Harrisonburg Public Works honored for Urban Forestry & Wood program
Harrisonburg Public Works won the Gold Medal Governor’s Environmental Excellence Award for its Urban Forestry and Urban Wood program.
The awards, presented by the Virginia Department of Environmental Quality, recognize significant contributions of environmental and conservation leaders in the categories of sustainability, environmental project, greening of government and implementation of the Virginia Outdoors Plan. The Harrisonburg Urban Forestry and Urban Wood program being honored this year is an effort by the Public Works team to make the best out of a bad situation with our community’s ash trees, and the program has quickly become an example for others across the Commonwealth to follow.
The effort gives new life to trees that have been removed from our tree canopy due to the invasive emerald ash borer, which infests ash trees and eventually kills them, creating a serious safety hazard from trees that could fall in areas like our parks. More than 1,000 ash trees have been removed in Harrisonburg, but Jeremy Harold, greenspace manager for the Public Works Department, quickly realized that those trees didn’t have to just go to waste.
Working closely with Virginia Department of Forestry staff, Harold helped to start the Harrisonburg Urban Wood Program.

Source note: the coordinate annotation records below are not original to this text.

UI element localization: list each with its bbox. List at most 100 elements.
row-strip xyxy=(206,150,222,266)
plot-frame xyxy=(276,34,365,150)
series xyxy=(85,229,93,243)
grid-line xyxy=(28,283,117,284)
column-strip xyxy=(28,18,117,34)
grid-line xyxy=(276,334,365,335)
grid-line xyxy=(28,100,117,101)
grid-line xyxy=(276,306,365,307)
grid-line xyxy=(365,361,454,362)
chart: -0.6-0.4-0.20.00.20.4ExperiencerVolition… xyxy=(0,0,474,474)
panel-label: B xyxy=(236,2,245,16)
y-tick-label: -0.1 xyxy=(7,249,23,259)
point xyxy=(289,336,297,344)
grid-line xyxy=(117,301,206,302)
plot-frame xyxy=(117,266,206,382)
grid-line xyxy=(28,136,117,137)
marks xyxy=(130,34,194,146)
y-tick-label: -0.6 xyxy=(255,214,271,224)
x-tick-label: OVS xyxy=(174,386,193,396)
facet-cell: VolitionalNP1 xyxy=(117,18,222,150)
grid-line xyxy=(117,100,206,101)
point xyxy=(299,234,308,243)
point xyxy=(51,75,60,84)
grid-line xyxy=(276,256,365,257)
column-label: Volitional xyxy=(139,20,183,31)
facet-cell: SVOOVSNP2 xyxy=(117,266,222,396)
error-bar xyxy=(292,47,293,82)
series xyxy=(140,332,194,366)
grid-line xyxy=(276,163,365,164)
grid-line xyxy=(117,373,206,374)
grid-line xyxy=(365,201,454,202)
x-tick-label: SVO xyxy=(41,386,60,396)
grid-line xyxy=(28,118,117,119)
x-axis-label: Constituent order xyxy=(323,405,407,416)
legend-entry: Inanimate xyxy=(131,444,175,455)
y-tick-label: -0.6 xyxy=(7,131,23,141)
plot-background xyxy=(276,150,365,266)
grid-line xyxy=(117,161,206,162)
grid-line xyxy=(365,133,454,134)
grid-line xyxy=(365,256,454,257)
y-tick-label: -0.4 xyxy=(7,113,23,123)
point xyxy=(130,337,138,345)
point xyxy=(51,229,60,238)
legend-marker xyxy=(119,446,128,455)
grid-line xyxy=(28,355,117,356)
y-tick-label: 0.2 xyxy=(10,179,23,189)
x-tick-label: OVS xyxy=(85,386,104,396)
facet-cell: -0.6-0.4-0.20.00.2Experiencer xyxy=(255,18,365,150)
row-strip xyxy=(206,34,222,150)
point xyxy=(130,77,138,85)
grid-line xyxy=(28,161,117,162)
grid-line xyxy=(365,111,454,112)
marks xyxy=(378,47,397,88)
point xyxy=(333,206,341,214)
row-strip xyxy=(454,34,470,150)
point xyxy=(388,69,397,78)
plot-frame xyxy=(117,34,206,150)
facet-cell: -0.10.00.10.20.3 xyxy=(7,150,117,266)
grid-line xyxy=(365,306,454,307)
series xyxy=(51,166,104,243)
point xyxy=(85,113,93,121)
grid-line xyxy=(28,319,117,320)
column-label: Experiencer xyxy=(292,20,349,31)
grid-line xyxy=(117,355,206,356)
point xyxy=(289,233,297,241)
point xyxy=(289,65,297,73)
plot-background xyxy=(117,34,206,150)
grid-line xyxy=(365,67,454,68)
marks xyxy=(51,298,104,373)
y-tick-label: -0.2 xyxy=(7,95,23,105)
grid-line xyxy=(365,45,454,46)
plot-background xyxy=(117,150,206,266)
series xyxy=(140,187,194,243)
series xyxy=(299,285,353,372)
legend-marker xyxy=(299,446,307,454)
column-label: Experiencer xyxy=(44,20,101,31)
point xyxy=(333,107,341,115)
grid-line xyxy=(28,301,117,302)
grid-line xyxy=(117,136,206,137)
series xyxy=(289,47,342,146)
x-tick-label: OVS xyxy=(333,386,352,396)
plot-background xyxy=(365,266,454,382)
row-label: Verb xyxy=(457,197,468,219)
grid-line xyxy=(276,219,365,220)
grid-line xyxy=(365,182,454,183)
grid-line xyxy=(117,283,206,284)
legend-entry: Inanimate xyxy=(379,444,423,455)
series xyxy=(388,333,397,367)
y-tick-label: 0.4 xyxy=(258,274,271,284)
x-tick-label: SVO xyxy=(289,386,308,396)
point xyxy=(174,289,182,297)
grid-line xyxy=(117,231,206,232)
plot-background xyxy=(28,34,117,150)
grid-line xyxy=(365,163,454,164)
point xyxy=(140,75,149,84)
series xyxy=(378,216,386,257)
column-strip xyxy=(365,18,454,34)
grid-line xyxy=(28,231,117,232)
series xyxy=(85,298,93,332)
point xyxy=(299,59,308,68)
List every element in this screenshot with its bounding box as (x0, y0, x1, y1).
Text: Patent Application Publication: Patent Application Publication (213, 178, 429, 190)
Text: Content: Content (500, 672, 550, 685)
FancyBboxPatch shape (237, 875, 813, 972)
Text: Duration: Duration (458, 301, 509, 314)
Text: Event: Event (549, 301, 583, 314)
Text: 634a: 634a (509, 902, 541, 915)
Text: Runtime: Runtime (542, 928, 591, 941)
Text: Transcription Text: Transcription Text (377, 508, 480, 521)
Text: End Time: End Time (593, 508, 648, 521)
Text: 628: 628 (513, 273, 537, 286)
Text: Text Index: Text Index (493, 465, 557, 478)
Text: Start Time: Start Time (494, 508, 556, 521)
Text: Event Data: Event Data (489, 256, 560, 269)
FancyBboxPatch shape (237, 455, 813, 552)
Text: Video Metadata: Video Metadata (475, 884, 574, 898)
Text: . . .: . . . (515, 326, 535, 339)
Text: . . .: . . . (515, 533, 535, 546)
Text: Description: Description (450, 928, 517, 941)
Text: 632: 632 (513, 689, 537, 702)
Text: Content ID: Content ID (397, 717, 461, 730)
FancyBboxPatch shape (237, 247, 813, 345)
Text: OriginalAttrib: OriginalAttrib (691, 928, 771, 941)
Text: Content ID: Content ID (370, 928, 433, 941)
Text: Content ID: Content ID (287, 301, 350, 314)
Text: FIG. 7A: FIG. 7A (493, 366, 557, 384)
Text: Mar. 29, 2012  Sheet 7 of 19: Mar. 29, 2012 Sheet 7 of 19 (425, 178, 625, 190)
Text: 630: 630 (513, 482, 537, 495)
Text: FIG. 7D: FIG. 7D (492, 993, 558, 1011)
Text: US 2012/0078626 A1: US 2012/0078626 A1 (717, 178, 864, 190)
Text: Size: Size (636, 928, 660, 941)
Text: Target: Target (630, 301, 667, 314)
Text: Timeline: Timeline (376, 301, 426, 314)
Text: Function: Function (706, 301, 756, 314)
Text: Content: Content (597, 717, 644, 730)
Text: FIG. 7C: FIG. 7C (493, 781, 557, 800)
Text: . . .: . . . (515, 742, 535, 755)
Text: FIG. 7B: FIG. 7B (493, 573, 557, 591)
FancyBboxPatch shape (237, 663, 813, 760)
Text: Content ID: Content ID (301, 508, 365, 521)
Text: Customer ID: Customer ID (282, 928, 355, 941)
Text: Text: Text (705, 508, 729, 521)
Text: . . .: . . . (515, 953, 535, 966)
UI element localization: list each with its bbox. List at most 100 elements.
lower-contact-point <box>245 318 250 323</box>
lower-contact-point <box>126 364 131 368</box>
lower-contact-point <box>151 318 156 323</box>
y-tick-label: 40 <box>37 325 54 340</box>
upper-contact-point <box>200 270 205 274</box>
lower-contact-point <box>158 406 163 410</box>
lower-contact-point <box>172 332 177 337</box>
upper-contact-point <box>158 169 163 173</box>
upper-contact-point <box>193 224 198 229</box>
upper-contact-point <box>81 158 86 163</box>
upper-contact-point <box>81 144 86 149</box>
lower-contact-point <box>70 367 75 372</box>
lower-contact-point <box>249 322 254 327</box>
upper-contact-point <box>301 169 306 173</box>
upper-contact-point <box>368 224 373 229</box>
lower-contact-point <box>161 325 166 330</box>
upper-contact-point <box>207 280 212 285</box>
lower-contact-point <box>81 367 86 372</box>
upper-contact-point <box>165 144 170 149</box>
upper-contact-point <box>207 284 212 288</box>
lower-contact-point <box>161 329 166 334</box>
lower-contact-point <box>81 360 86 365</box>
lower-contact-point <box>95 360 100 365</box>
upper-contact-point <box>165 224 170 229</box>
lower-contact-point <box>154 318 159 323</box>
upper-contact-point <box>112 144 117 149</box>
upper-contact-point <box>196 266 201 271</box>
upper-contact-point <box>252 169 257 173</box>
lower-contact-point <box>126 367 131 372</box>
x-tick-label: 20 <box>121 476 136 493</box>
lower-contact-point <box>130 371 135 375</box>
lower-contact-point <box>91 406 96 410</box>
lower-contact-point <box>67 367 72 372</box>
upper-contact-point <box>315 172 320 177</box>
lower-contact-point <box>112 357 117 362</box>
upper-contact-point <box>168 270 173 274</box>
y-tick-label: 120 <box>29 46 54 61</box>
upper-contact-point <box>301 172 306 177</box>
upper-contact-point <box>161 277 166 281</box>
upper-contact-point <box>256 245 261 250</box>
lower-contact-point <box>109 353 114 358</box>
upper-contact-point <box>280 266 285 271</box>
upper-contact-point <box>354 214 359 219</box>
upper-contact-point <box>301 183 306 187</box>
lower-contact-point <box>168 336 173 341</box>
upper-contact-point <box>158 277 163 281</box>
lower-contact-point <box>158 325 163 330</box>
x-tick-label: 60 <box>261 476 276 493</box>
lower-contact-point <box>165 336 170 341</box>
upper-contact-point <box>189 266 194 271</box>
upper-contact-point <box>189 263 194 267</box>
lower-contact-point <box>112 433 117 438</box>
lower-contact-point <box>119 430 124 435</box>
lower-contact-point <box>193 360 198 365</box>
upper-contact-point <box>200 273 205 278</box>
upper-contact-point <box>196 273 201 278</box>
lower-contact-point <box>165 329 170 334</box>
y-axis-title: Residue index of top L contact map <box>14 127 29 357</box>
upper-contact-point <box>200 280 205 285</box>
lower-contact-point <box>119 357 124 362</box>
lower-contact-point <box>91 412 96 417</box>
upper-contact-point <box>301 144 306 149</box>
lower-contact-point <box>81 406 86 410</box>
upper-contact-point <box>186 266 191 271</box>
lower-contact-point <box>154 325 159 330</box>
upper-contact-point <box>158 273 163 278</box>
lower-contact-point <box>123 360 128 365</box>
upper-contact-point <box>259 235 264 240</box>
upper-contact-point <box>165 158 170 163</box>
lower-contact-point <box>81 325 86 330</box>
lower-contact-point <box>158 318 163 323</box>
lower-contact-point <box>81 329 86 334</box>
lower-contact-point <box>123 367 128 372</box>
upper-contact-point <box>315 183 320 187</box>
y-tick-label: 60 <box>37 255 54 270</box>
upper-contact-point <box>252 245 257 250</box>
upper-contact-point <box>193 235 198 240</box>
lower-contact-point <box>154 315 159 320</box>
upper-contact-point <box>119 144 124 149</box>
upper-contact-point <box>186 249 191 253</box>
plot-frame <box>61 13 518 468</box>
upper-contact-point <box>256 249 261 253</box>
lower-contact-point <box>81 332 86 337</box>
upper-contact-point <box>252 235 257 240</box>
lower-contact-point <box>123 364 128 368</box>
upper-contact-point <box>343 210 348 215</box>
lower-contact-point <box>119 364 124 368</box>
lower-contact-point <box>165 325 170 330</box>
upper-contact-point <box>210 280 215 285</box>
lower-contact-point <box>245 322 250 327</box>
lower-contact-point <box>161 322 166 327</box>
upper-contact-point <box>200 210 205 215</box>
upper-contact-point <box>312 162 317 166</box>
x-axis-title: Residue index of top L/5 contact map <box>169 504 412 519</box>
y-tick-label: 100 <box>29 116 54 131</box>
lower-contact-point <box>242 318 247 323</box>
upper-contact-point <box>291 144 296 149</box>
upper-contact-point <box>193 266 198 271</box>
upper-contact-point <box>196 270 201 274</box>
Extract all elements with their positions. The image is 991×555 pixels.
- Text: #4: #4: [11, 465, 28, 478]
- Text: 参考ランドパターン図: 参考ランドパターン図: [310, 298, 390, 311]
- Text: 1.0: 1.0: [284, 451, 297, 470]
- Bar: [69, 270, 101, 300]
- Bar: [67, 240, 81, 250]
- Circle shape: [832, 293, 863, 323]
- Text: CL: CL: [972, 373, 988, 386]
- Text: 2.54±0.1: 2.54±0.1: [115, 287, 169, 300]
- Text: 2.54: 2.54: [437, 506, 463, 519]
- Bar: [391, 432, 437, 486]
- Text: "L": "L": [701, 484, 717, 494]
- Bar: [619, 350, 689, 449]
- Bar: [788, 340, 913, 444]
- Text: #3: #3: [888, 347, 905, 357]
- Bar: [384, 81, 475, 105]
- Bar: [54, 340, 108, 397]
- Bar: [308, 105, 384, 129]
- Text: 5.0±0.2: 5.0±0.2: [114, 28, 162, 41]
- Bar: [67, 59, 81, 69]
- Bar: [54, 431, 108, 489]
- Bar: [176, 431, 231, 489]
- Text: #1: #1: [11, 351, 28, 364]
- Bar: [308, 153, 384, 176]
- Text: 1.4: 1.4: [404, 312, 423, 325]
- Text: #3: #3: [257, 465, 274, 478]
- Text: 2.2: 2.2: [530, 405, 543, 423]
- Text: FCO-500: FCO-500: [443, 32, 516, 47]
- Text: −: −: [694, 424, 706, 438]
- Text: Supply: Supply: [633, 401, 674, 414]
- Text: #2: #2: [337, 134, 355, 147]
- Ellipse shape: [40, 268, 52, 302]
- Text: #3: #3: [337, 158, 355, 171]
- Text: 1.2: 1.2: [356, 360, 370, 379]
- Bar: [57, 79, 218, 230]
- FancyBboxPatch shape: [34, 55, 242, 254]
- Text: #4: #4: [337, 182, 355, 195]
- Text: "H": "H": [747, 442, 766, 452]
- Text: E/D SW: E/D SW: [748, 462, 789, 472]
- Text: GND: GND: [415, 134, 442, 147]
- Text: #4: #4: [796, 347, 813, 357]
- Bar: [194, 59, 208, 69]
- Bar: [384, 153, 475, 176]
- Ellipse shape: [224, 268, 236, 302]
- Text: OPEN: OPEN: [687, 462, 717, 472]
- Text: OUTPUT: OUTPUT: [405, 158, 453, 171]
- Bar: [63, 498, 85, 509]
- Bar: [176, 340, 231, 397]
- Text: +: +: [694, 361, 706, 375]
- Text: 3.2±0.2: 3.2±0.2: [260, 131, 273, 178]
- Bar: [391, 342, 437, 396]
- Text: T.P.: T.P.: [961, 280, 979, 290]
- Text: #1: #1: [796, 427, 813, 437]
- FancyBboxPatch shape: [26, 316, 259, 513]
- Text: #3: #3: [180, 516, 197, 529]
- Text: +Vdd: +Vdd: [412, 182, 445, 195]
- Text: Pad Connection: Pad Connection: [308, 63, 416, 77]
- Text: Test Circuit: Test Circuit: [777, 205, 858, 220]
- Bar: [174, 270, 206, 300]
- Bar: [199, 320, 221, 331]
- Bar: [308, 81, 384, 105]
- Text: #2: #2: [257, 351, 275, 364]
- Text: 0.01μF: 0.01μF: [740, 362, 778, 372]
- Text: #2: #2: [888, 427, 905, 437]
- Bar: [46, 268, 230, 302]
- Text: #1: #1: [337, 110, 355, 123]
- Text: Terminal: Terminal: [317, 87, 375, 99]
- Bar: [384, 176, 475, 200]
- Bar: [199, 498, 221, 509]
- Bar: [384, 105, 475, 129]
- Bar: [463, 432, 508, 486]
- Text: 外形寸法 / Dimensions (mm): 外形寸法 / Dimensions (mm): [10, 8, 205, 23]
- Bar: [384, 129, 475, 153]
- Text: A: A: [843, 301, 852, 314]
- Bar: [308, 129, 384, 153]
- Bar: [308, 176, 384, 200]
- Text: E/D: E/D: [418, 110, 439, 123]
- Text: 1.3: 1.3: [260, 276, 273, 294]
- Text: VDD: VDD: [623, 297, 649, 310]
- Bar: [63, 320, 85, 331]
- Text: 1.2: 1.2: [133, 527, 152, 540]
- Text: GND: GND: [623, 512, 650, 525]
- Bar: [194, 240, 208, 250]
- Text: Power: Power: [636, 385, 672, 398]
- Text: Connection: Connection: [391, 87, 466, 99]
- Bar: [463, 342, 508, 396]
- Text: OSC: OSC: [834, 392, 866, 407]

“Instead of putting the tree through a chipper, the program creates a better use for the felled wood by repurposing it for a second life at their highest value: such as turning top branches into mulch, turning bottom branches into firewood, and using trunks for lumber,” Harold explained.
The program has utilized more than 1,000 tons of natural resources as woodchips, firewood and lumber, with the lumber especially being a much sought-after resource for local woodcrafters. The lumber also is used in City projects such as benches, planter boxes, solar kiln, display boards, tables, coasters and much more, which often offsets the need to purchase other raw material.
Around 300 tons of wood debris annually was diverted from the landfill through the Urban Wood Program since its creation, and to date the program has generated 10,500 board feet of lumber, 1,000 cubic yards of mulch and 15 pallets of firewood.
But with every tree that comes down, Public Works knows a new tree needs to go up. And with up to 14 percent of public trees being ash, the need to begin replacing these trees became imperative.
That’s why Harrisonburg’s Urban Forestry Program replaces every ash tree with a diverse selection of native species with no more than 10 percent of one species. More than 1,400 diverse native trees have been planted in Harrisonburg parks, along city streets, adjacent to streams and other city rights-of-way since 2018.
Trees are an essential component to habitat and conservation in urban areas. As smaller forests are connected through planned or informal urban greenways, trees provide essential habitat to a range of birds, pollinators, and other wildlife that feed on insects.
The Urban Forestry program seeks to maintain and grow the city’s urban forests through planting diverse native species and species most likely to be acclimated to a changing climate. Hundreds of these trees are grown by staff in our greenhouses, helping to reduce costs and transportation emissions.
The program reuses felled trees, keeping them out of the landfills where they generate greenhouse gases while providing material for city projects and local businesses that reduce the need for virgin materials and transportation related emissions. Additionally, the trees help to reduce stormwater and improve water quality while also acting as air filters and sequestering carbon.
The program partners with community groups, businesses and residents, and seeks to work across City departments and programs to expand tree canopy coverage into neighborhoods with limited tree coverage, helping to improve tree equity measures. For example, the Urban Forestry program has partnered with the city’s stormwater cost share program, Harrisonburg Conservation Assistance Program, to provide high-quality tree planting plans and advice for landowners interested in trees while the HCAP program provides financial support to the landowners.
“It is important that all of our residents have access to trees because trees provide so many benefits from water quality, habitat, and carbon sequestration to reducing the impacts of the urban heat island effect,” said Keith Thomas, sustainability and environmental manger at the Public Works Department.